À la recherche de l’Histoire… 

Texte d’opinion par Félix Boulanger-Martin 

Le capitole de Californie à Sacramento. 

Il y a de ces gens qui planifient leurs vacances et leurs voyages en fonction de lieux historiques dignes d’intérêt. Je suis de ce nombre. Depuis mon plus jeune âge, je rêve de visiter villes et monuments qui ont fait l’Histoire avec un grand H et de comprendre ce que ça fait, au quotidien, de vivre et de côtoyer des endroits célèbres.  

Ayant grandi à Sherbrooke, où ne s’est pratiquement jamais passé aucun événement important, même à l’échelle québécoise ou canadienne, c’est ailleurs que j’ai trouvé l’Histoire.  

D’abord en Europe, précisément à Berlin, ville au passé si mouvementé. J’y ai mis les pieds pour la première fois en 2009. Ça faisait vingt ans que le mur était tombé. Il y avait toujours des pans conservés çà et là, mais la fameuse cicatrice, rappelée par une lignée de briques au sol, ne semblait guère visible. Comme si elle n’avait jamais existé.  

Maintenant, on passe de Tiergarten à l’ouest à Unter den Linden à l’est, en marchant sous la porte de Brandebourg, sans jamais réaliser que, durant près de trente ans, un no man’s land séparait ces deux lieux parmi les plus connus de la capitale allemande. Idem sur la Bebelplatz. Que reste-t-il des autodafés organisés par les nazis après leur accession au pouvoir dans les années 1930 ? Rien.  

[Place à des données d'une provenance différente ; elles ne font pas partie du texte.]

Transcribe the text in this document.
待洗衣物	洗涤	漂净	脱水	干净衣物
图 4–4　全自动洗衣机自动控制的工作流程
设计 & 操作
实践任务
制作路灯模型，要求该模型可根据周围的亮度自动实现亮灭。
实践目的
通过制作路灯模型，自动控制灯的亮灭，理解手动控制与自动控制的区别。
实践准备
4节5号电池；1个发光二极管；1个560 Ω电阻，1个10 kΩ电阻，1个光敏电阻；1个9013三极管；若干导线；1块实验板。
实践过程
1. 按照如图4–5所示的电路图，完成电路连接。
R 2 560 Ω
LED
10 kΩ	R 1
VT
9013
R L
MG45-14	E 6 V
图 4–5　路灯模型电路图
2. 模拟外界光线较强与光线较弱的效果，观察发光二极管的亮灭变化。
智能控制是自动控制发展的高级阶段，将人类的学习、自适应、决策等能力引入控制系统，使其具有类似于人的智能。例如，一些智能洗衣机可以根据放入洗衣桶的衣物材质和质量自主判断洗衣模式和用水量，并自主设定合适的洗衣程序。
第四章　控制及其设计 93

Même en y allant de soir, on ne peut ressentir la terreur qui devait régner chez les témoins de la scène qui voulaient s’y opposer, mais ne le pouvaient pas. Le temps passe, les lieux célèbres, pour de bonnes ou de mauvaises raisons, finissent plus ou moins par disparaître des mémoires. 

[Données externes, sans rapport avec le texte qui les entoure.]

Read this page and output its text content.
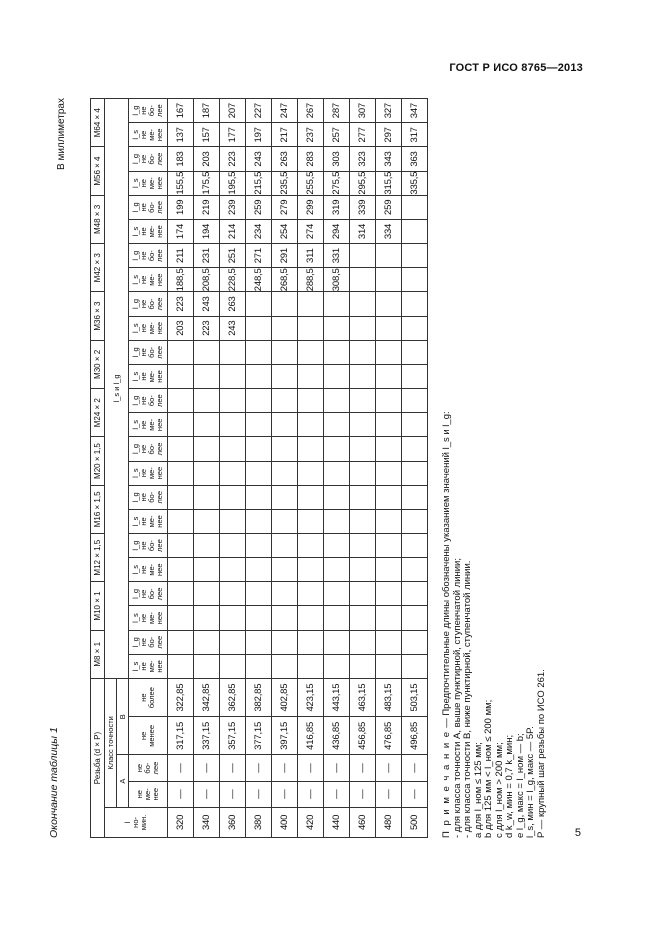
ГОСТ Р ИСО 8765—2013
5
Окончание таблицы 1
В миллиметрах
Резьба (d × P)					M8 × 1		M10 × 1		M12 × 1,5		M16 × 1,5		M20 × 1,5		M24 × 2		M30 × 2		M36 × 3		M42 × 3		M48 × 3		M56 × 4		M64 × 4	
l
но-
мин.	Класс точности				l_s и l_g																							
	A		B																									
	не
ме-
нее	не
бо-
лее	не
менее	не
более	l_s
не
ме-
нее	l_g
не
бо-
лее	l_s
не
ме-
нее	l_g
не
бо-
лее	l_s
не
ме-
нее	l_g
не
бо-
лее	l_s
не
ме-
нее	l_g
не
бо-
лее	l_s
не
ме-
нее	l_g
не
бо-
лее	l_s
не
ме-
нее	l_g
не
бо-
лее	l_s
не
ме-
нее	l_g
не
бо-
лее	l_s
не
ме-
нее	l_g
не
бо-
лее	l_s
не
ме-
нее	l_g
не
бо-
лее	l_s
не
ме-
нее	l_g
не
бо-
лее	l_s
не
ме-
нее	l_g
не
бо-
лее	l_s
не
ме-
нее	l_g
не
бо-
лее
320	—	—	317,15	322,85															203	223	188,5	211	174	199	155,5	183	137	167
340	—	—	337,15	342,85															223	243	208,5	231	194	219	175,5	203	157	187
360	—	—	357,15	362,85															243	263	228,5	251	214	239	195,5	223	177	207
380	—	—	377,15	382,85																	248,5	271	234	259	215,5	243	197	227
400	—	—	397,15	402,85																	268,5	291	254	279	235,5	263	217	247
420	—	—	416,85	423,15																	288,5	311	274	299	255,5	283	237	267
440	—	—	436,85	443,15																	308,5	331	294	319	275,5	303	257	287
460	—	—	456,85	463,15																			314	339	295,5	323	277	307
480	—	—	476,85	483,15																			334	259	315,5	343	297	327
500	—	—	496,85	503,15																					335,5	363	317	347
П р и м е ч а н и е — Предпочтительные длины обозначены указанием значений l_s и l_g: - для класса точности A, выше пунктирной, ступенчатой линии; - для класса точности B, ниже пунктирной, ступенчатой линии. а для l_ном ≤ 125 мм; b для 125 мм < l_ном ≤ 200 мм; c для l_ном > 200 мм; d k_w, мин = 0,7 k_мин; e l_g, макс = l_ном — b; l_s, мин = l_g, макс — 5P. P — крупный шаг резьбы по ИСО 261.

Cet été, je me suis entre autres rendu en Australie. Excepté les personnes qui y étaient nées, guère de gens de ma génération connaissait le dismissal du premier ministre Gough Whitlam le 11 novembre 1975 à Canberra, où la condamnation à tort d’une mère pour le meurtre de son bébé au camping d’Ayers Rock, aujourd’hui Uluru, dans les années 1980. Pour les plus vieux, ces deux faits d’actualité n’étaient plus que de vagues souvenirs relégués aux oubliettes.  

Une journée comme les autres 

Lors de ma visite au capitole de Californie, à Sacramento, quelques semaines plus tard, j’ai demandé à une guide si des gens lui parlaient parfois du 2 mai 1967, journée à laquelle des membres des Blacks Panthers étaient entrés dans l’édifice pour protester contre l’arrivée d’une nouvelle loi. La dame m’a confié que c’était un événement comme un autre qui faisait partie du quotidien de son lieu de travail. En d’autres mots, que l’histoire s’écrit au jour le jour sans s’arrêter à des dates particulières, même si la société dans son ensemble en sélectionne certaines au détriment de d’autres.  

Dans les prochains mois ou les prochaines années, je souhaite me rendre dans le sud des États-Unis, en particulier en Alabama, ainsi qu’à Chypre, deux lieux également riches en histoire au XXe siècle. Je suis maintenant suffisamment vieux et j’ai suffisamment voyagé pour comprendre qu’il n’est pas vraiment possible d’aller à la rencontre de l’Histoire, même en mêlant nos pas à ceux des actrices et des acteurs qui l’ont faite. Néanmoins, mon intérêt pour le passé collectif des sociétés humaines demeurera toujours aussi vif.